Bank Loan for 2nd Property

Loan from a bank for the 2nd property

Ownership of HDB apartment and condominium: How much would you really need? The majority of Singaporeans are starting to buy an HDB as their first home and are hoping to convert it into a privately owned condo in the near term. You should first be aware of these considerations before even thinking about purchasing a condo while you currently own an HDB apartment: Minimum usage period compliance - You cannot own an HDB and buy a home at the same time during the first 5 years of your HDB use.

You must discard your HDB apartments within 6 month of purchasing the property.
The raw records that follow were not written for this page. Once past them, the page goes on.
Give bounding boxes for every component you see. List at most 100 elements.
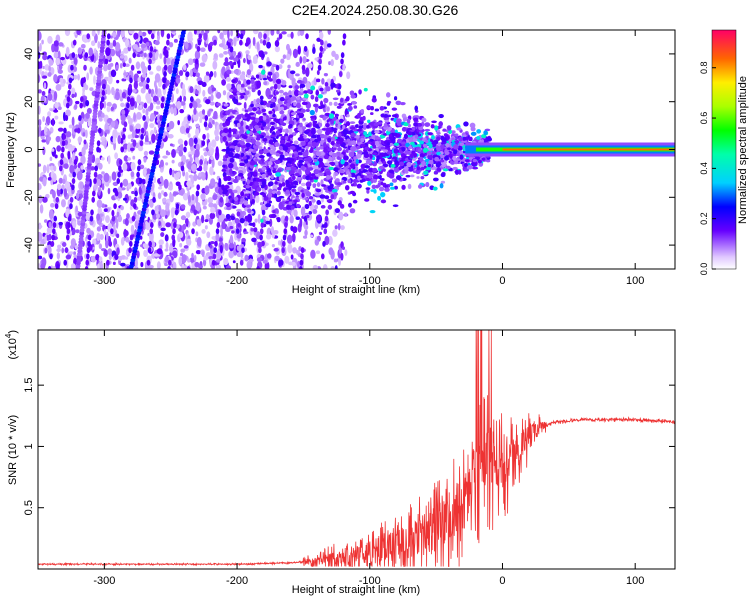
signal-cell — [298, 115, 304, 119]
signal-cell — [396, 138, 403, 144]
signal-cell — [411, 126, 416, 131]
signal-cell — [386, 142, 391, 146]
noise-cell — [103, 208, 108, 213]
signal-cell — [313, 103, 319, 108]
signal-cell — [304, 203, 310, 210]
noise-cell — [119, 182, 123, 188]
noise-cell — [61, 247, 65, 254]
signal-cell — [417, 184, 423, 189]
signal-cell — [318, 172, 325, 177]
noise-cell — [129, 205, 133, 211]
streak-cell — [73, 159, 78, 166]
signal-cell — [427, 163, 432, 168]
noise-cell — [163, 178, 169, 189]
signal-cell — [233, 57, 239, 62]
noise-cell — [111, 32, 117, 38]
signal-cell — [305, 191, 312, 197]
signal-cell — [346, 114, 350, 118]
x-tick-label: 100 — [626, 275, 644, 287]
noise-cell — [98, 213, 104, 217]
noise-cell — [165, 222, 171, 228]
spectrogram-y-label: Frequency (Hz) — [5, 112, 17, 188]
signal-cell — [333, 101, 338, 107]
noise-cell — [65, 109, 71, 117]
signal-cell — [404, 169, 409, 174]
signal-cell — [235, 228, 240, 234]
noise-cell — [160, 232, 165, 237]
signal-cell — [266, 61, 272, 67]
x-tick-label: -300 — [93, 275, 115, 287]
signal-cell — [281, 181, 286, 187]
noise-cell — [225, 76, 231, 82]
streak-cell — [69, 196, 74, 203]
streak-cell — [133, 196, 138, 203]
streak-cell — [69, 203, 73, 210]
signal-cell — [355, 124, 360, 129]
noise-cell — [330, 266, 335, 269]
signal-cell — [254, 181, 259, 186]
signal-cell — [349, 208, 356, 214]
signal-cell — [380, 181, 384, 186]
signal-cell — [309, 149, 314, 154]
streak-cell — [52, 228, 56, 235]
noise-cell — [202, 258, 207, 267]
noise-cell — [86, 72, 90, 81]
signal-cell — [447, 147, 451, 151]
noise-cell — [55, 57, 61, 66]
signal-cell — [242, 135, 248, 140]
noise-cell — [276, 30, 280, 35]
signal-cell — [323, 97, 329, 104]
streak-cell — [342, 33, 347, 40]
signal-cell — [352, 199, 358, 204]
noise-cell — [108, 125, 113, 130]
streak-cell — [197, 39, 202, 46]
noise-cell — [243, 101, 247, 111]
noise-cell — [226, 83, 232, 90]
streak-cell — [134, 190, 138, 197]
signal-cell — [253, 191, 260, 196]
streak-cell — [123, 121, 128, 128]
streak-cell — [106, 33, 111, 40]
noise-cell — [201, 81, 207, 88]
signal-cell — [240, 158, 245, 162]
signal-cell — [297, 151, 303, 156]
signal-cell — [263, 51, 268, 55]
noise-cell — [155, 105, 161, 110]
signal-cell — [342, 180, 347, 184]
noise-cell — [186, 238, 192, 246]
noise-cell — [266, 253, 272, 259]
noise-cell — [41, 39, 44, 45]
signal-cell — [452, 166, 458, 170]
noise-cell — [38, 183, 42, 191]
streak-cell — [81, 77, 86, 84]
signal-cell — [334, 113, 339, 117]
noise-cell — [47, 35, 53, 44]
signal-cell — [285, 179, 290, 185]
signal-cell — [445, 165, 451, 170]
signal-cell — [228, 162, 234, 169]
noise-cell — [205, 126, 209, 131]
streak-cell — [87, 240, 91, 247]
streak-cell — [118, 159, 123, 166]
noise-cell — [253, 99, 257, 106]
streak-cell — [132, 52, 137, 59]
noise-cell — [96, 199, 103, 209]
noise-cell — [160, 209, 166, 218]
signal-cell — [410, 141, 415, 146]
noise-cell — [100, 141, 106, 146]
noise-cell — [93, 183, 98, 190]
signal-cell — [469, 122, 476, 129]
noise-cell — [128, 195, 132, 201]
streak-cell — [66, 96, 71, 103]
signal-cell — [348, 173, 352, 178]
noise-cell — [98, 243, 103, 250]
noise-cell — [243, 121, 247, 132]
signal-cell — [340, 159, 345, 165]
noise-cell — [314, 57, 319, 61]
noise-cell — [85, 112, 90, 119]
signal-cell — [247, 107, 253, 112]
signal-cell — [281, 79, 287, 86]
signal-cell — [337, 147, 342, 152]
noise-cell — [86, 227, 91, 234]
signal-cell — [378, 121, 383, 125]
If you are a Singaporean resident, you will be charged 12% extra stamp duty (ABSD) on your second home sale. The TDSR - Total Debt Servicing Ratio - was implemented as part of the real estate refrigeration programme to avoid overburdening the borrower with their home loan.
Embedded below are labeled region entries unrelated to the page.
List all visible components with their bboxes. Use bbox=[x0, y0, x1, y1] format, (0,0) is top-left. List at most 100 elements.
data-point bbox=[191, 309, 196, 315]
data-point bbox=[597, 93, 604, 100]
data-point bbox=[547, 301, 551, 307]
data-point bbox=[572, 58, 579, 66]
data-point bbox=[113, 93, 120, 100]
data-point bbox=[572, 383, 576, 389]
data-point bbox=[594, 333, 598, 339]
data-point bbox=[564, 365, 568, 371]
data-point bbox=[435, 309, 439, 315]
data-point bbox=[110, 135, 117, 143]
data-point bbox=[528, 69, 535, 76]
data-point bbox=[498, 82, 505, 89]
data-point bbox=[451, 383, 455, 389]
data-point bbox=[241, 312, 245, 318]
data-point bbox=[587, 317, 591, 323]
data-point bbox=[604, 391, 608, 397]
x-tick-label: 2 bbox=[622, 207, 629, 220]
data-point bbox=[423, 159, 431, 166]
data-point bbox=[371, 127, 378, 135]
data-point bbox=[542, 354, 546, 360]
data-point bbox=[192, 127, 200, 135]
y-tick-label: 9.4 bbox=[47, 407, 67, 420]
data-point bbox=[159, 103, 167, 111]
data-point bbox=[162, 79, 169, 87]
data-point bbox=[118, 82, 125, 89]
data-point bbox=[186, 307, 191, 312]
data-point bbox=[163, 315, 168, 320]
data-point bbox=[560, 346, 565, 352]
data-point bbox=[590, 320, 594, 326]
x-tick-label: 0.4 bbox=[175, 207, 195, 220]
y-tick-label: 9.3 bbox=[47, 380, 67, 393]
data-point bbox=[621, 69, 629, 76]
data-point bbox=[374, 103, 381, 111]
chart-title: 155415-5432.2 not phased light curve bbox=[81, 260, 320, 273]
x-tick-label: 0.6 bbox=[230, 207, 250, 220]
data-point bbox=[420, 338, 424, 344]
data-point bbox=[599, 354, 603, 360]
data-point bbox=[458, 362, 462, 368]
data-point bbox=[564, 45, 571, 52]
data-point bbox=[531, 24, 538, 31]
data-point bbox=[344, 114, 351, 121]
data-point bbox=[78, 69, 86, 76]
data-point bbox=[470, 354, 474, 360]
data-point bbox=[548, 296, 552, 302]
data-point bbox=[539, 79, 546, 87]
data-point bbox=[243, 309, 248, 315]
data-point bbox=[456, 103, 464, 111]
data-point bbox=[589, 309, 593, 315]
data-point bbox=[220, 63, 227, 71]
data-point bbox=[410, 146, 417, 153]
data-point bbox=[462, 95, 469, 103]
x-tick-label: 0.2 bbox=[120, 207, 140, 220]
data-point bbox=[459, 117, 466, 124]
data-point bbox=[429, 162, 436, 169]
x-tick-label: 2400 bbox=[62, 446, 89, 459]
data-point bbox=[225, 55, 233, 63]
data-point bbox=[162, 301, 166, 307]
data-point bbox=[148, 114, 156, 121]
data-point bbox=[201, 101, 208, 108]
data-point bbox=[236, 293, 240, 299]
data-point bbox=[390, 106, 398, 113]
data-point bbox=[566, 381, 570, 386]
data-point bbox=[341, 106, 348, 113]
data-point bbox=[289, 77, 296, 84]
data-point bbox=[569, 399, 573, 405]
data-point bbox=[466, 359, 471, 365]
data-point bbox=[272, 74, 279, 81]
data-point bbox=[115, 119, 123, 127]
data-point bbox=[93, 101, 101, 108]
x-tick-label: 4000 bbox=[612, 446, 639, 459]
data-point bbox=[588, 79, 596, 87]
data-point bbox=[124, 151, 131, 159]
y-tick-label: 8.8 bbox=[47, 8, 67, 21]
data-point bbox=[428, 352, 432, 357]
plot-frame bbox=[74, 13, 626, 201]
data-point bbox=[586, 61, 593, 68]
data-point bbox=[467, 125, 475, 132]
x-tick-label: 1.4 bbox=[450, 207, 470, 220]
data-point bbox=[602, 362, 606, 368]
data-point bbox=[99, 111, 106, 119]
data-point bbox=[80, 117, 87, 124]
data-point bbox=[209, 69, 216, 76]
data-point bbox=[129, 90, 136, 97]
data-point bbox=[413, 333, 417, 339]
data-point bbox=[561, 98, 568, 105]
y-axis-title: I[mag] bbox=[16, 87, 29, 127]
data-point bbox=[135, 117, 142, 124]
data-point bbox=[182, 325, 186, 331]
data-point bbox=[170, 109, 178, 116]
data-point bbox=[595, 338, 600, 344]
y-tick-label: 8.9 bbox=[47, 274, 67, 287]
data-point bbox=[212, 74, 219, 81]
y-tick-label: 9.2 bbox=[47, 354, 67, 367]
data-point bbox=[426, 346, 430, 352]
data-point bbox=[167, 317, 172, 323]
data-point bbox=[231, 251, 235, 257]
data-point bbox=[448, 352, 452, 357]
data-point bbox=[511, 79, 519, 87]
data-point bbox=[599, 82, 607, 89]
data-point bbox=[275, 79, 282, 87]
TDSR is currently 60 per cent, which means that you cannot use more than 60 per cent of your GDP per month to support all your credits. These include auto credits, home building credits and even major bank credits. Loan-to-Value (LTV) Relationship - For your first home loan, you can get up to 80 per cent LTV relationship with a bank loan and 90 per cent with an HDB loan.
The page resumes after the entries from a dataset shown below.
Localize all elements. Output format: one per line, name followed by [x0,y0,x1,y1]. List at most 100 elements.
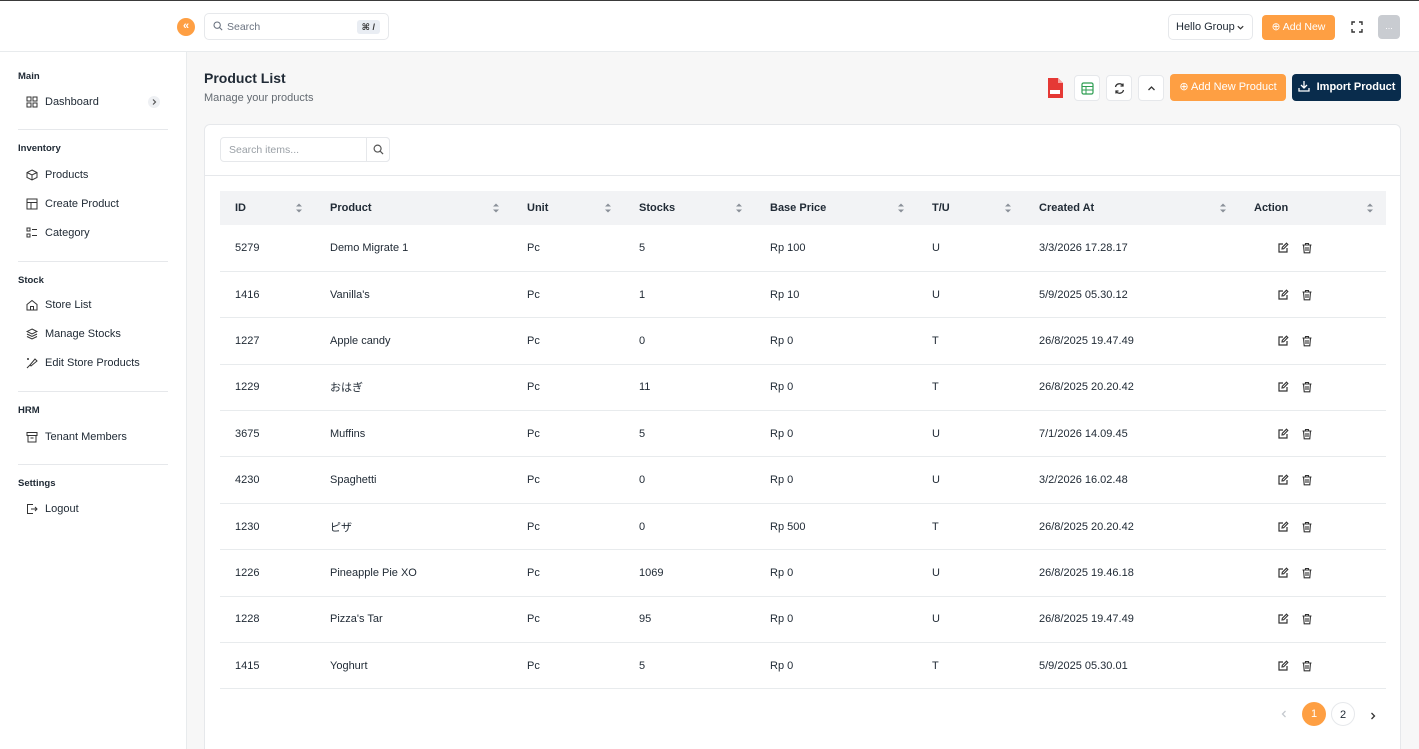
refresh-button[interactable] [1106,75,1132,101]
table-cell-stocks: 0 [624,503,755,551]
table-search-input[interactable]: Search items... [220,137,390,162]
table-row: 1227 Apple candy Pc 0 Rp 0 T 26/8/2025 19.47.4… [220,317,1386,365]
export-pdf-button[interactable] [1042,75,1068,101]
page-button-1[interactable]: 1 [1302,702,1326,726]
table-cell-product: Vanilla's [315,271,512,319]
import-product-button[interactable]: Import Product [1292,74,1401,101]
sidebar-collapse-button[interactable]: « [177,18,195,36]
column-header-product[interactable]: Product [315,191,512,225]
table-cell-t-u: U [917,549,1024,597]
edit-icon[interactable] [1277,521,1289,533]
table-cell-t-u: U [917,271,1024,319]
sidebar-item-create-product[interactable]: Create Product [26,194,166,214]
table-cell-t-u: U [917,456,1024,504]
sidebar-item-label: Edit Store Products [45,357,140,369]
table-cell-product: Pizza's Tar [315,596,512,644]
column-header-tu[interactable]: T/U [917,191,1024,225]
add-new-label: Add New [1282,21,1326,33]
trash-icon[interactable] [1301,381,1313,393]
table-cell-action [1239,549,1386,597]
table-cell-created-at: 5/9/2025 05.30.01 [1024,642,1239,690]
column-header-id[interactable]: ID [220,191,315,225]
collapse-header-button[interactable] [1138,75,1164,101]
table-cell-action [1239,642,1386,690]
table-search-button[interactable] [366,137,390,162]
table-cell-id: 1415 [220,642,315,690]
table-cell-created-at: 3/2/2026 16.02.48 [1024,456,1239,504]
page-title: Product List [204,70,286,86]
edit-icon[interactable] [1277,289,1289,301]
table-cell-t-u: T [917,317,1024,365]
sidebar-item-store-list[interactable]: Store List [26,295,166,315]
column-header-unit[interactable]: Unit [512,191,624,225]
edit-icon[interactable] [1277,242,1289,254]
sidebar-item-tenant-members[interactable]: Tenant Members [26,427,166,447]
column-header-base-price[interactable]: Base Price [755,191,917,225]
add-new-button[interactable]: ⊕ Add New [1262,15,1335,40]
edit-icon[interactable] [1277,335,1289,347]
trash-icon[interactable] [1301,567,1313,579]
table-cell-created-at: 7/1/2026 14.09.45 [1024,410,1239,458]
column-header-stocks[interactable]: Stocks [624,191,755,225]
sidebar-item-category[interactable]: Category [26,223,166,243]
export-excel-button[interactable] [1074,75,1100,101]
page-button-2[interactable]: 2 [1331,702,1355,726]
trash-icon[interactable] [1301,242,1313,254]
sort-icon [736,203,742,213]
sidebar-item-products[interactable]: Products [26,165,166,185]
trash-icon[interactable] [1301,428,1313,440]
table-cell-id: 3675 [220,410,315,458]
sidebar-section-inventory: Inventory [18,143,61,154]
edit-icon[interactable] [1277,613,1289,625]
sidebar-item-label: Logout [45,503,79,515]
edit-icon[interactable] [1277,660,1289,672]
sidebar-item-edit-store-products[interactable]: Edit Store Products [26,353,166,373]
edit-icon[interactable] [1277,428,1289,440]
table-cell-action [1239,503,1386,551]
sort-icon [296,203,302,213]
table-cell-base-price: Rp 0 [755,596,917,644]
fullscreen-button[interactable] [1347,17,1367,37]
table-cell-action [1239,271,1386,319]
edit-icon[interactable] [1277,567,1289,579]
table-cell-id: 1230 [220,503,315,551]
chevron-down-icon [1237,25,1244,30]
trash-icon[interactable] [1301,289,1313,301]
prev-page-icon[interactable] [1278,708,1290,720]
table-icon [26,198,38,210]
trash-icon[interactable] [1301,335,1313,347]
table-cell-id: 1228 [220,596,315,644]
sidebar-item-logout[interactable]: Logout [26,499,166,519]
edit-icon[interactable] [1277,381,1289,393]
archive-icon [26,432,38,443]
table-row: 1416 Vanilla's Pc 1 Rp 10 U 5/9/2025 05.30.12 [220,271,1386,319]
table-cell-unit: Pc [512,410,624,458]
trash-icon[interactable] [1301,660,1313,672]
sidebar: Main Dashboard Inventory Products Create… [0,52,187,749]
add-new-product-button[interactable]: ⊕ Add New Product [1170,74,1286,101]
next-page-icon[interactable] [1367,710,1379,722]
table-cell-base-price: Rp 0 [755,410,917,458]
store-select[interactable]: Hello Group [1168,14,1253,40]
trash-icon[interactable] [1301,521,1313,533]
table-row: 1228 Pizza's Tar Pc 95 Rp 0 U 26/8/2025 19.47.… [220,596,1386,644]
column-header-action[interactable]: Action [1239,191,1386,225]
column-header-created-at[interactable]: Created At [1024,191,1239,225]
trash-icon[interactable] [1301,474,1313,486]
global-search[interactable]: Search ⌘ / [204,13,389,40]
trash-icon[interactable] [1301,613,1313,625]
table-cell-unit: Pc [512,503,624,551]
avatar[interactable]: ... [1378,15,1400,39]
table-cell-stocks: 11 [624,364,755,412]
product-table: ID Product Unit Stocks Base Price T/U Cr… [220,191,1386,690]
table-cell-id: 5279 [220,225,315,272]
table-cell-stocks: 5 [624,642,755,690]
sidebar-item-manage-stocks[interactable]: Manage Stocks [26,324,166,344]
sort-icon [1005,203,1011,213]
edit-icon[interactable] [1277,474,1289,486]
table-cell-created-at: 26/8/2025 19.46.18 [1024,549,1239,597]
table-cell-action [1239,364,1386,412]
sidebar-item-dashboard[interactable]: Dashboard [26,92,166,112]
table-cell-base-price: Rp 0 [755,364,917,412]
search-shortcut-badge: ⌘ / [356,20,380,34]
However, the LTV is dramatically cut when it comes to the second rent subsidy. As we are discussing obtaining a home, a second home loan with a bank means that the maximal LTV rate for your loan is 50 per cent for up to 30 years term and up to the ages of 65 years.

You must pay at least 25% of the deposit. The HDB apartment was purchased for $500,000 and they took over a 20-year credit period from the HDB. Let's say the pair decide to buy a two-bedroom condo with a $1 million dollar limit. You can see that the overall amount needed to fund a second property while at the same time disbursing your first home loan is quite a large one.

Therefore, unless you have a lot of free cash handy purchasing a second property will definitely be biting off a huge lump of your savings. What's more, you'll be able to buy a lot of free money at any time. Maybe you also want to clear your goals before purchasing the second property - do you want to achieve rentals? Are you going to be able to pay the loan even if you cannot find a lessee?

Conversely, the situation will dramatically alter if one is able to take out the first home loan before purchasing the second property. Suppose Mr and Mrs Tan took more for themselves or were able to repay the remainder of their HDB loan within 10 years. Purchasing the second property would then be much simpler, as the following chart shows:

If you are able to process your first home loan first, your advance costs will be halved, so your second loan will be regarded as your "first" home loan, allowing you to resume up to 80 per cent LTV. When you have enough CPF to make the 15 per cent deposit, your advance costs will be further cut to just $142,500, a much smaller amount.

It is advisable to make an exact evaluation of your finances and how much you can borrow before buying a second property. Keep in mind to work within your budgets and schedule for eventualities so that you don't end up in a position where you can't affordable your home loan.